PART 2 continued
(1) A bank liquidator has the following powers.
(2) Power to effect and maintain insurances in respect of the business and property of the bank.
(3) Power to do all such things (including the carrying out of works) as may be necessary for the realisation of the property of the bank.
(4) Power to make any payment which is necessary or incidental to the performance of the bank liquidator’s functions.
A bank liquidator is an officer of the court.
A bank liquidator appointed by bank insolvency order remains in office until vacating office—
(a) by resigning under section 107,
(b) on removal under section 108 or 109,
(c) on disqualification under section 110,
(d) on the appointment of a replacement in accordance with section 112,
(e) in accordance with sections 113 to 115, or
(f) on death.
(1) A bank liquidator may resign by notice to the court.
(2) Rules under section 411 of the Insolvency Act 1986 (as applied by section 125 below) may restrict a bank liquidator’s power to resign.
(3) Resignation shall take effect in accordance with those rules (which shall include provision about release).
(1) A bank liquidator may be removed by order of the court on the application of—
(a) the liquidation committee,
(b) the FSA, or
(c) the Bank of England.
(2) Before making an application the FSA must consult the Bank of England.
(3) Before making an application the Bank of England must consult the FSA.
(4) A bank liquidator removed by order has release with effect from a time determined by—
(a) the Secretary of State, or
(b) in the case of a bank liquidator in Scotland, the Accountant of Court.
(1) A bank liquidator may be removed by resolution of a meeting of creditors held pursuant to section 195 of the Insolvency Act 1986 (as applied by section 103 above) provided that the following conditions are met.
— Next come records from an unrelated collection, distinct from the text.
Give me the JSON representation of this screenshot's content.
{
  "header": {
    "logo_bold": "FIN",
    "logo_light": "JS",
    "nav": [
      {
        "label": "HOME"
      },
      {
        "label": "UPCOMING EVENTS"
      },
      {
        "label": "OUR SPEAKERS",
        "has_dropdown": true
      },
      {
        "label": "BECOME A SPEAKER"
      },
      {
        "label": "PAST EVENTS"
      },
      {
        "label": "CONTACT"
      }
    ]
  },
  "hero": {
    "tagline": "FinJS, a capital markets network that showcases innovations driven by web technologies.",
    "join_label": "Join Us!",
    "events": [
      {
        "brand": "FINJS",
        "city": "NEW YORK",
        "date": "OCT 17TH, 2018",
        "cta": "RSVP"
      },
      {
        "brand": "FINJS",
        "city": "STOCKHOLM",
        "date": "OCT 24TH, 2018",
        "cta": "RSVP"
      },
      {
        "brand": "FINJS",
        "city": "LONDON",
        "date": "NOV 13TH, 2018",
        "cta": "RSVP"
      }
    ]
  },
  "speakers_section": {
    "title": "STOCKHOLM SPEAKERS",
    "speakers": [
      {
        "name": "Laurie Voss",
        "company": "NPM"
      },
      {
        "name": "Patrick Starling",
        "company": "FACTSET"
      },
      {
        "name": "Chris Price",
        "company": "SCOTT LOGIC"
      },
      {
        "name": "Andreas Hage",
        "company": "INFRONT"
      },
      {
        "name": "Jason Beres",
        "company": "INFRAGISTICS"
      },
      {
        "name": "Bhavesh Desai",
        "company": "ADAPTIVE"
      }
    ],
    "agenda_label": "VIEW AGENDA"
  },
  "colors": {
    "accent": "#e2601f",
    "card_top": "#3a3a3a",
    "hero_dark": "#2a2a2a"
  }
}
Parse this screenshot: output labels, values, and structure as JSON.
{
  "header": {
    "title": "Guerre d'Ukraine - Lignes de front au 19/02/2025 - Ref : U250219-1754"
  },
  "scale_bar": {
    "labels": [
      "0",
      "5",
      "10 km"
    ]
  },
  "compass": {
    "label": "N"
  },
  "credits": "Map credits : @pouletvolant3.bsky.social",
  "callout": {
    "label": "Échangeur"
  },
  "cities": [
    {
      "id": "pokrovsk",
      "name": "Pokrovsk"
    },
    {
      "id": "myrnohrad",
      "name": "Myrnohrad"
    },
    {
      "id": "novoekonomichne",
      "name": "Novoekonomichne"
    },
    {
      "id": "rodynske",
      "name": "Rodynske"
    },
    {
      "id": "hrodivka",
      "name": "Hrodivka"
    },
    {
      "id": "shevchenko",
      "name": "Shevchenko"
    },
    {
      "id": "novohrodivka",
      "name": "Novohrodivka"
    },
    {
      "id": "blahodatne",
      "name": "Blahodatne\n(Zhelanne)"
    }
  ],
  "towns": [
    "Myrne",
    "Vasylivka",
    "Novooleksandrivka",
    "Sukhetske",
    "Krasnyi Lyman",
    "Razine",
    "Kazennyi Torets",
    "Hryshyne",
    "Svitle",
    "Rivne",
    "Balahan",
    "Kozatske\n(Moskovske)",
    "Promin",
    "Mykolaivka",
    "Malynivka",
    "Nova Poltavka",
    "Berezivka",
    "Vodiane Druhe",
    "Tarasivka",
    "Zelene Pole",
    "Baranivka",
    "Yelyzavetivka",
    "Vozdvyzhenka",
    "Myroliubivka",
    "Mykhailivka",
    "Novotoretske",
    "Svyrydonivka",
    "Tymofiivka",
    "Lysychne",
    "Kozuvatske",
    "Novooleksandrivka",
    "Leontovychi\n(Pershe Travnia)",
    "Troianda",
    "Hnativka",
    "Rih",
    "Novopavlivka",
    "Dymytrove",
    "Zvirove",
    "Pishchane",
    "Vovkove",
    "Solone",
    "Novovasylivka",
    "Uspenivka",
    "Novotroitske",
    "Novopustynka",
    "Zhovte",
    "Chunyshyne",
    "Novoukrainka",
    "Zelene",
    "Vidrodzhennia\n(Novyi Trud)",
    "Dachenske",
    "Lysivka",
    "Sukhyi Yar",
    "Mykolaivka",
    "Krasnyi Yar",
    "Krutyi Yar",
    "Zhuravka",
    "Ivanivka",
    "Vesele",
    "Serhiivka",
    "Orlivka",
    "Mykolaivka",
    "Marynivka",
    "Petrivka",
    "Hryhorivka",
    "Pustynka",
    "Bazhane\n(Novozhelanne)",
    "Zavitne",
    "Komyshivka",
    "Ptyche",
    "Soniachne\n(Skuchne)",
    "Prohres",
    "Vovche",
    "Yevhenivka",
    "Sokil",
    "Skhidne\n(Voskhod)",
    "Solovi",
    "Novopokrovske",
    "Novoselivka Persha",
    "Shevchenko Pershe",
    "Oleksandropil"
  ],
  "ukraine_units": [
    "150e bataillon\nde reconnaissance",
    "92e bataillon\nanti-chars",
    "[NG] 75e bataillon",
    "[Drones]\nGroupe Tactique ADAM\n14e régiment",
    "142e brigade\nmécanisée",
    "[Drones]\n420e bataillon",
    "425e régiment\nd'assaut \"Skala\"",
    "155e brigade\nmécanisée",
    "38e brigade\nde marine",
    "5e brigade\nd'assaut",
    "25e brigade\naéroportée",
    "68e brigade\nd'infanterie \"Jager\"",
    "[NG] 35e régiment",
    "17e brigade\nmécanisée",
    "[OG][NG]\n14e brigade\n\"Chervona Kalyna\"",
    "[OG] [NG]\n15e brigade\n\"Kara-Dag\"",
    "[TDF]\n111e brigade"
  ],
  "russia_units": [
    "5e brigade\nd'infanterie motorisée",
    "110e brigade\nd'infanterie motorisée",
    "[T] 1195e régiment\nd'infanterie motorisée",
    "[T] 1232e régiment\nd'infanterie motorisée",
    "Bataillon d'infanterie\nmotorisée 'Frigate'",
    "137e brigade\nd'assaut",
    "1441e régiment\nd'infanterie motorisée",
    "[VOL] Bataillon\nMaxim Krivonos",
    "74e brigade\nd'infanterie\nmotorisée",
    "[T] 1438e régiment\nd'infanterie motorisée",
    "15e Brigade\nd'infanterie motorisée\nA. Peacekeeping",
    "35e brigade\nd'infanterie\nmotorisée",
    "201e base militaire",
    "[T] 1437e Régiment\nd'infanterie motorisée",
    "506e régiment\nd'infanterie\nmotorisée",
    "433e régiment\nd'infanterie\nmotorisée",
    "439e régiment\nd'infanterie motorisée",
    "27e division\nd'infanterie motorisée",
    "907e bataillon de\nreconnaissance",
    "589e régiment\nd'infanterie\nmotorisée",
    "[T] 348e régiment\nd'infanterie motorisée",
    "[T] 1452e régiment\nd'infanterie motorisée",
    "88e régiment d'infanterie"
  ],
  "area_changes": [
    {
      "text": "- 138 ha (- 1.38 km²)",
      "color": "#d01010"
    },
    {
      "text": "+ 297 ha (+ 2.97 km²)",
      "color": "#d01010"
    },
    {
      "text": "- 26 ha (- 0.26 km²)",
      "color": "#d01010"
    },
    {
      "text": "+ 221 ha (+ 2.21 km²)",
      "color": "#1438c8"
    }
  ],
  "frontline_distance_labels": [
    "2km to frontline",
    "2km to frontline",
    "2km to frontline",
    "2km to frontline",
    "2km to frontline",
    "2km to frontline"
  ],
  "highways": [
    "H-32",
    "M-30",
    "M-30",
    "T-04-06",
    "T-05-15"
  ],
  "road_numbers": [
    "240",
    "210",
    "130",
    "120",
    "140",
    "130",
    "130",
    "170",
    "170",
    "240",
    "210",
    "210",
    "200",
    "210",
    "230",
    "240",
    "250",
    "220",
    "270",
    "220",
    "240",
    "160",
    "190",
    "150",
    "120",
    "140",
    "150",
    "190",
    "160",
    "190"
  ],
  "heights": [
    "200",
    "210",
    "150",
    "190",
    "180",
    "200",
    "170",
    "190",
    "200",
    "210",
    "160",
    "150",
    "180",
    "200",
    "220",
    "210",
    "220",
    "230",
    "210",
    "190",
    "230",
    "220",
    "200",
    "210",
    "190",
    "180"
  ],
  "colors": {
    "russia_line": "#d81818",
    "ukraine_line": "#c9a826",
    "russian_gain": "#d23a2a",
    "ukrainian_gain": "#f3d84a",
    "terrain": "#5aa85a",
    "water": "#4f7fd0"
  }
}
(2) Condition 1 is that the liquidation committee has passed a full payment resolution.
(3) Condition 2 is that the notice given to creditors of the meeting includes notice of intention to move a resolution removing the bank liquidator.
(4) Condition 3 is that the Bank of England and the FSA—
(a) receive notice of the meeting, and
(b) are given an opportunity to make representations to it.
(5) A bank liquidator who is removed under this section has release with effect—
(a) from the time when the court is informed of the removal, or
(b) if the meeting removing the bank liquidator resolves to disapply paragraph (a), from a time determined by—
(i) the Secretary of State, or
(ii) in the case of a bank liquidator in Scotland, the Accountant of Court.
(1) If a bank liquidator ceases to be qualified to act as an insolvency practitioner, the appointment lapses.
(2) A bank liquidator whose appointment lapses under subsection (1) has release with effect from a time determined by—
(a) the Secretary of State, or
(b) in the case of a bank liquidator in Scotland, the Accountant of Court.
A bank liquidator who is released is discharged from all liability in respect of acts or omissions in the bank insolvency and otherwise in relation to conduct as bank liquidator (but without prejudice to the effect of section 212 of the Insolvency Act 1986 as applied by section 103 above).
(1) Where a bank liquidator vacates office the Bank of England must as soon as is reasonably practicable appoint a replacement bank liquidator.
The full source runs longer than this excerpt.